The first line of TurkStream reached the Turkish shore at the end of April after 930 kilometers of deep-water offshore pipe laying from Anapa, Russia, to Kıyıköy, Turkey. The second pipeline will be also complete within two months, as Gazrom CEO Alexey Miller said on Thursday.
TurkStream's first line will carry 15.75 billion cubic meters of natural gas to Turkey. The project will have a total throughput capacity of 31.5 billion cubic meters with the second line that will go to Europe.
Over the first eight months of the year, Gazprom exported over 133 billion cubic meters of gas to Turkey and the European Union – up 5.6 percent from the same period last year, Gazprom CEO had said in August. The Nord Stream 2 gas pipeline project is expected to cost around $11 billion to transport 55 billion cubic meters of Russian gas per year to Germany via the Baltic Sea once it becomes operational in early 2020.
Conflicts of interest may cause volatility in oil market
In a report prepared in association with Sabancı University's Istanbul International Center for Energy and Climate, Yermakov argued that the conflicts of interests in the near future may create fluctuations in the global oil market.
The report "Russia, Saudi Arabia and the U.S.: Supply Dynamics Among the Three Largest Oil Producers" pointed to the dynamics created by the "three largest" global oil producers while forming the current global oil market, how they shape oil markets and the current situation.
According to the report, the world is transiting to a low-carbon future, and this transition might lead to a dramatic and destructive price fluctuation based on a strategic conflict of interest in the global oil market. At this point, it is important to think about the past-present-future time chain and to understand what new oil market developments in the three major producers shape the oil industry and why and how strategies change and what these changes mean. The report elaborates on global oil market developments, revealing the challenges faced by the three major global producers. The main problem that Yermakov drew attention to in the report was how producers and export countries with different income needs and different levels of financial durability can reach agreements.

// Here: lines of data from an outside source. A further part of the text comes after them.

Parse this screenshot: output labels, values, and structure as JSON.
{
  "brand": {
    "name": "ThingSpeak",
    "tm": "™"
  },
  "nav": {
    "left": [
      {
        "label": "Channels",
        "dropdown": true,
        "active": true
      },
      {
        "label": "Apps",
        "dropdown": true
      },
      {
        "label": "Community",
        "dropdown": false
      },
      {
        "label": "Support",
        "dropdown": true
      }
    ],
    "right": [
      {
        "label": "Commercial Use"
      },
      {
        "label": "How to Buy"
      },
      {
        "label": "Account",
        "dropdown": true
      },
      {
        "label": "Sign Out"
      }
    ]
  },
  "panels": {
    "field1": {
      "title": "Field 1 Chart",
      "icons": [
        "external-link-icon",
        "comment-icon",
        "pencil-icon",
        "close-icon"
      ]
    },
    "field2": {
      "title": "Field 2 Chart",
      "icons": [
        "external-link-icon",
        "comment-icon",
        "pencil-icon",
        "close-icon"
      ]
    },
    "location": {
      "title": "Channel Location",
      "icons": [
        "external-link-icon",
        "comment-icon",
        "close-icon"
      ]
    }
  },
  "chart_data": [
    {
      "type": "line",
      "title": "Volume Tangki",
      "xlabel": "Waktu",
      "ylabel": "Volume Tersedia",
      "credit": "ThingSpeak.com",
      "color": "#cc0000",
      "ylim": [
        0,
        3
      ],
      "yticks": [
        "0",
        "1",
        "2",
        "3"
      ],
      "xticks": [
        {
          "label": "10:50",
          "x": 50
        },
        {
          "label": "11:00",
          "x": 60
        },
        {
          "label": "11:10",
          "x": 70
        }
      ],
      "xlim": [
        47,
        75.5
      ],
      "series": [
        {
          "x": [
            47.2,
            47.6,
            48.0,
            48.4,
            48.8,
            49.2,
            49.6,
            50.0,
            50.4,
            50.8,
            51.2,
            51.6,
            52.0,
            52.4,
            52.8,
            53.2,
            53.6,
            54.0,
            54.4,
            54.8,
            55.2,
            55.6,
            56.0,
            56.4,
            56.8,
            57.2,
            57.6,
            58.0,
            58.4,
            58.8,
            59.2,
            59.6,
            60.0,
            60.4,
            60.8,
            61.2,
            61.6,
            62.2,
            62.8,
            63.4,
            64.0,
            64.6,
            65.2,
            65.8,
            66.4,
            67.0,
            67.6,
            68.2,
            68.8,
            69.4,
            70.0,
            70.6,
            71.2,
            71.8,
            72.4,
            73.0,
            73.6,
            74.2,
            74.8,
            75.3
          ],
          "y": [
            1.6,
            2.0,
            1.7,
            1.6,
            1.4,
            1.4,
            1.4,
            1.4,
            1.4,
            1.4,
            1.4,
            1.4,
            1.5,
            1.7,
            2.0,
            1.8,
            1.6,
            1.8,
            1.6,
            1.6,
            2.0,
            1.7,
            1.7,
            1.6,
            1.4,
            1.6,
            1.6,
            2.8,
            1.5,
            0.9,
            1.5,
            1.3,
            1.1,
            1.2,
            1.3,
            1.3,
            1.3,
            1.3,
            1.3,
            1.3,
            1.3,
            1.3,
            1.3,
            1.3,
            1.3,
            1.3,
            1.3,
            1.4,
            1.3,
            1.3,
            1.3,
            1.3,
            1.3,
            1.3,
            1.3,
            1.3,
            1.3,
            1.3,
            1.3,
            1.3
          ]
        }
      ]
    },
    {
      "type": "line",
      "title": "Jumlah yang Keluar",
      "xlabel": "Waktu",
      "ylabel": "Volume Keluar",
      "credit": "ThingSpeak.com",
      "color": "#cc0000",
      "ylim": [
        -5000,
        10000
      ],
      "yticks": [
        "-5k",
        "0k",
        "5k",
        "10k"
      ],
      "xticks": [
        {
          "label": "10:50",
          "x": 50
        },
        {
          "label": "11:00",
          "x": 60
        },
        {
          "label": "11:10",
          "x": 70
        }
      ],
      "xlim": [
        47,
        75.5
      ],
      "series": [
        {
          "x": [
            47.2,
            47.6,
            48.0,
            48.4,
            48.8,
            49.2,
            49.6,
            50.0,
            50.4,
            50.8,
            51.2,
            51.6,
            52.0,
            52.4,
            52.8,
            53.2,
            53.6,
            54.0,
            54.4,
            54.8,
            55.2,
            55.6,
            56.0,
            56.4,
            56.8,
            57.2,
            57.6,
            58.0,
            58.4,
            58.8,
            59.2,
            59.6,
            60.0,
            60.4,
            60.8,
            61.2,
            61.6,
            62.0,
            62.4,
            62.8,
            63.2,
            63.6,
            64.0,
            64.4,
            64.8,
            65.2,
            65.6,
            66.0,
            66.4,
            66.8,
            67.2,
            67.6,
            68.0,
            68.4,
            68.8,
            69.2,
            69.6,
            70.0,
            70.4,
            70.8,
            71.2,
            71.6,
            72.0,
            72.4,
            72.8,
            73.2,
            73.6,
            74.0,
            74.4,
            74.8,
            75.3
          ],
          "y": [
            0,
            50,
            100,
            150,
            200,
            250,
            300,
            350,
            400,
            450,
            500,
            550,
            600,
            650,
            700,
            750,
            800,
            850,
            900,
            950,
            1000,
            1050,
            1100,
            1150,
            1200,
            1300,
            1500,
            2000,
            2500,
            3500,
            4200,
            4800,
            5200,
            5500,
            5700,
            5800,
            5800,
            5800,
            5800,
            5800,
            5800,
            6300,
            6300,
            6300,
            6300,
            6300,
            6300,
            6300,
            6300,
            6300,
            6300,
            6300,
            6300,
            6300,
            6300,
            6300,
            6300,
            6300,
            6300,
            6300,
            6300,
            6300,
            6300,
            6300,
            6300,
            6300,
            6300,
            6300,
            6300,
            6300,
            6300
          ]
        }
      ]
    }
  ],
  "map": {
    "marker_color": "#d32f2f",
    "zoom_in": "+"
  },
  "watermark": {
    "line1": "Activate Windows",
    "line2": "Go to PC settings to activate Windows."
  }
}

Referring to the developments of the past five years that have tested the stress levels of oil-producing nations with respect to the economically viable cost of production, fiscal breakevens, and elasticity of supply under quickly changing market conditions, Yermakov stressed that new market dynamics and trends turn former net importers into net exporters, creating new geographies of global petroleum trade with the U.S. becoming a net exporter.
Touching on the effects of real supply-demand balance and real country strategies on the oil market, Yermakov said that the total oil production of the U.S., Russia and Saudi Arabia constitutes almost three-thirds of the oil production all over the world.
Stressing that the increase in production led to a decline in oil prices in the aftermath of 2014 peak prices, Yermakov continued: "The U.S. production growth was a surprise for everyone. The oil trade has shifted to new regions and started to target the American, European and Asian markets. On the other hand, Saudi Arabia has come to play a more active role in the Organization for Petroleum Exporting Countries (OPEC)."
Yermakov stated that the agreement between Russia and the OPEC is longer-termed than expected, adding: "With this agreement, excess oil in the market was consumed – which brought balance to the market. Russia's tactical depreciation of the ruble in the recent troubled years has stabilized Russia regarding oil production in the long-term."